Wolfgang Pauli

Wolfgang
Pauli
Year
1952
Subject
Physics
Award
Franklin
Affiliation
Federal Institute of Technology, Zurich │ Zurich, Switzerland
Citation
For work in the understanding of atomic physics and the formulation of exclusion principle.

Wolfgang Ernst Pauli was born in 1900 in Vienna. He received his doctoral degree from the University of Munich in 1921, and spent a year at the University of Gottingen as assistant to Max Born and a further year with Niels Bohr at Copenhagen. From 1923-1928, he served as a lecturer at the University of Hamburg before his appointment as Professor of Theoretical Physics at the Federal Institute of Technology in Zurich.

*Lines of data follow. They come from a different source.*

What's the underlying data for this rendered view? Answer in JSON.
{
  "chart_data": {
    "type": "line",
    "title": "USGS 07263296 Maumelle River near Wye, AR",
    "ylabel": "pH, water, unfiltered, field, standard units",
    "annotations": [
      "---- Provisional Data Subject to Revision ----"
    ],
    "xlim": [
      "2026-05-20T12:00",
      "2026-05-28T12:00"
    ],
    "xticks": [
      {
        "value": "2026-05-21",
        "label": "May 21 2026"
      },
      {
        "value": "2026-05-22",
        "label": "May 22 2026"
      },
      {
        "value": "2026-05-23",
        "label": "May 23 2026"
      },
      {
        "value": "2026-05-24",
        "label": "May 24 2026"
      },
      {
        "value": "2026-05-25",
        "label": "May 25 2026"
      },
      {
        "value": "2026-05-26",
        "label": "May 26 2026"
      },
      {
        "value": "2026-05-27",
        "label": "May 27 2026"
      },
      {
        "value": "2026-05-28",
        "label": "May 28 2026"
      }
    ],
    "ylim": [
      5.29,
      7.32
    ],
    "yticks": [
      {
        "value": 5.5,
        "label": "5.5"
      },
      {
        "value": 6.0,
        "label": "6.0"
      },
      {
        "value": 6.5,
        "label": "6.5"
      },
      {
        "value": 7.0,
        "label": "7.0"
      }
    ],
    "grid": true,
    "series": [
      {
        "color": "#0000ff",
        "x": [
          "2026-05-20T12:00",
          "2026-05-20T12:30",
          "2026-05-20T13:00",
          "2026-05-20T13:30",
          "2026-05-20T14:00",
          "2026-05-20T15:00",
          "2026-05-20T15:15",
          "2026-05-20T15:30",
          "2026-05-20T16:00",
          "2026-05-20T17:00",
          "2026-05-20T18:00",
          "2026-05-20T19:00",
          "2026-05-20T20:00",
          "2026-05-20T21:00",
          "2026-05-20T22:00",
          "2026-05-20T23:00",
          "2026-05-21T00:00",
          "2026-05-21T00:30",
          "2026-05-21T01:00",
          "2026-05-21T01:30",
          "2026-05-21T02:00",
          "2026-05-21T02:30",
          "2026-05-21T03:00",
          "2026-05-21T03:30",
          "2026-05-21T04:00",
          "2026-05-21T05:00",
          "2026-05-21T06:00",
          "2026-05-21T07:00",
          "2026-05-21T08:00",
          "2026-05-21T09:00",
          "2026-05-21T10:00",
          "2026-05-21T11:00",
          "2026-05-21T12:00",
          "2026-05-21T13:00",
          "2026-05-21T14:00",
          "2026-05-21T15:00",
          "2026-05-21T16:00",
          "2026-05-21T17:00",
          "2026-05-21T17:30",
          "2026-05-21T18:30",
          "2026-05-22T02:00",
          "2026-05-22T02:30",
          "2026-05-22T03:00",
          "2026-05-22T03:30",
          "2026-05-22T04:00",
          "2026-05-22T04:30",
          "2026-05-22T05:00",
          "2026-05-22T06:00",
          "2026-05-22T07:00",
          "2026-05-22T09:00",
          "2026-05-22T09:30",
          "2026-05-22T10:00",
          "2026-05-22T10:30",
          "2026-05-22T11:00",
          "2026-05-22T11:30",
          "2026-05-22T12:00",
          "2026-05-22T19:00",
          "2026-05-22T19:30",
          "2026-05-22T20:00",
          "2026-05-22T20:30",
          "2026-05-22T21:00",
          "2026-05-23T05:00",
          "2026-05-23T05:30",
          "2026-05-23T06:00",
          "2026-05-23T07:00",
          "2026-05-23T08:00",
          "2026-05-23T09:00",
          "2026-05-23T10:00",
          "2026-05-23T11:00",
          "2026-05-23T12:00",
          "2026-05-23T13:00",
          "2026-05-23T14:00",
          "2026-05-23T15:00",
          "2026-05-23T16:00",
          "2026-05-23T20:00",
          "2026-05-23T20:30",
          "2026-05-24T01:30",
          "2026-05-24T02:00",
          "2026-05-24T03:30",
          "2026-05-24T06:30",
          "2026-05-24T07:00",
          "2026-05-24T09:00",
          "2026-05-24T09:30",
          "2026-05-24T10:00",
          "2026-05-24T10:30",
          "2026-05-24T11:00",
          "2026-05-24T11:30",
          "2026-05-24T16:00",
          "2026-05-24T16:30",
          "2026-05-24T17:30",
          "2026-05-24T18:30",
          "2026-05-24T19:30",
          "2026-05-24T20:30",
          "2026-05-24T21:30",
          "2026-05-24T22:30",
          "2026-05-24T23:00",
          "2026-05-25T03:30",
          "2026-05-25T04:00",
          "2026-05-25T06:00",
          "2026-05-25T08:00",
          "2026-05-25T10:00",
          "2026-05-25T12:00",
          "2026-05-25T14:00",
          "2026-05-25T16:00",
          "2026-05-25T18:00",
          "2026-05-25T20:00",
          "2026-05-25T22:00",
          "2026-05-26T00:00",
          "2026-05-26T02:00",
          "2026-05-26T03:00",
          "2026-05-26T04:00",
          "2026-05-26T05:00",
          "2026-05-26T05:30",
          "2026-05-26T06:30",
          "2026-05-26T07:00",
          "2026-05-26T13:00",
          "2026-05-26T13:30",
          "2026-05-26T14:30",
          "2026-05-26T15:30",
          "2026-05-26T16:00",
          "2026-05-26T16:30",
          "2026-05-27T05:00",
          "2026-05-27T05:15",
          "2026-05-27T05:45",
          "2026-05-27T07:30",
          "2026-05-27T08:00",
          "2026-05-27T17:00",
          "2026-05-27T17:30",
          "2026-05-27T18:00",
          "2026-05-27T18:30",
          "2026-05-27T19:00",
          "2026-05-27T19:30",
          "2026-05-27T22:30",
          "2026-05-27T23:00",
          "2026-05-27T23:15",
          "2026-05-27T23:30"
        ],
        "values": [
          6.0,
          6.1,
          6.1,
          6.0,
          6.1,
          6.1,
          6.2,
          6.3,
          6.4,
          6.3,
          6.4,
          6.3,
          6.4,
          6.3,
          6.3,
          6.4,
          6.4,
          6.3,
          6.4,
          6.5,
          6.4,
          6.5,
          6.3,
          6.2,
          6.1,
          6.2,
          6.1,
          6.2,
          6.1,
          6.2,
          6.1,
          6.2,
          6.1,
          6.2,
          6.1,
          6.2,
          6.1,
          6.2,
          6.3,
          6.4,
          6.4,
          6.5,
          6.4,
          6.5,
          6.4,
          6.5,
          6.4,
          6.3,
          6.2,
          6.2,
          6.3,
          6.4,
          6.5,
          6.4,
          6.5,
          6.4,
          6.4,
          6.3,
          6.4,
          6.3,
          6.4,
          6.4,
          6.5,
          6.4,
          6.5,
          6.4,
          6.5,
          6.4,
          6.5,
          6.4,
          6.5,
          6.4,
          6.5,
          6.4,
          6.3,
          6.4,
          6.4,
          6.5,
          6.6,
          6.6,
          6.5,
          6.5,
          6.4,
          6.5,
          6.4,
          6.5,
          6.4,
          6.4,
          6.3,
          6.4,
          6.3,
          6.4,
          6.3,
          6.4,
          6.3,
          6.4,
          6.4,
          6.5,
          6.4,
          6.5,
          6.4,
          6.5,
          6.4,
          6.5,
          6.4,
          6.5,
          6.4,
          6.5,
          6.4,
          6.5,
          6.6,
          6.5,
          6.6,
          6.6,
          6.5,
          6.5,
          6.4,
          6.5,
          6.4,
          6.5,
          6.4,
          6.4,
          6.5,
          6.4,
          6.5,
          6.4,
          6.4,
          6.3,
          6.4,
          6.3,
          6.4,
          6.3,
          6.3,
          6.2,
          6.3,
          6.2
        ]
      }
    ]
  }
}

During 1935-1936, he was visiting Professor at the Institute for Advanced Study, Princeton, New Jersey and he had similar appointments at the University of Michigan (1931 and 1941) and Purdue University (1942). He was elected to the Chair of Theoretical Physics at Princeton in 1940 but he returned to Zurich at the end of World War II.

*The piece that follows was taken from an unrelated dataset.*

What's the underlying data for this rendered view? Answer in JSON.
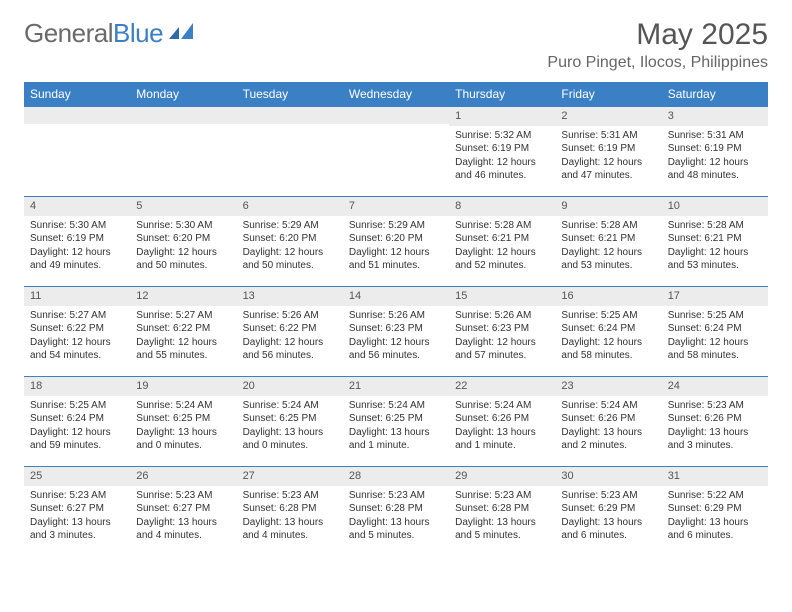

Pauli was recognized as one of the leaders of contemporary physics when, while still a student, he published a masterly exposition of the theory of relativity. His exclusion principle, which is often quoted bearing his name, crystallized the existing knowledge of atomic structure at the time it was postulated and it led to the recognition of the two-valued variable required to characterize the state of an electron. Pauli was the first to recognize the existence of the neutrino, an uncharged and massless particle. Pauli helped to lay the foundations of the quantum theory of fields and he participated actively in the great advances made in this domain around 1945. Earlier, he had further consolidated field theory by giving proof of the relationship between spin and "statistics" of elementary particles.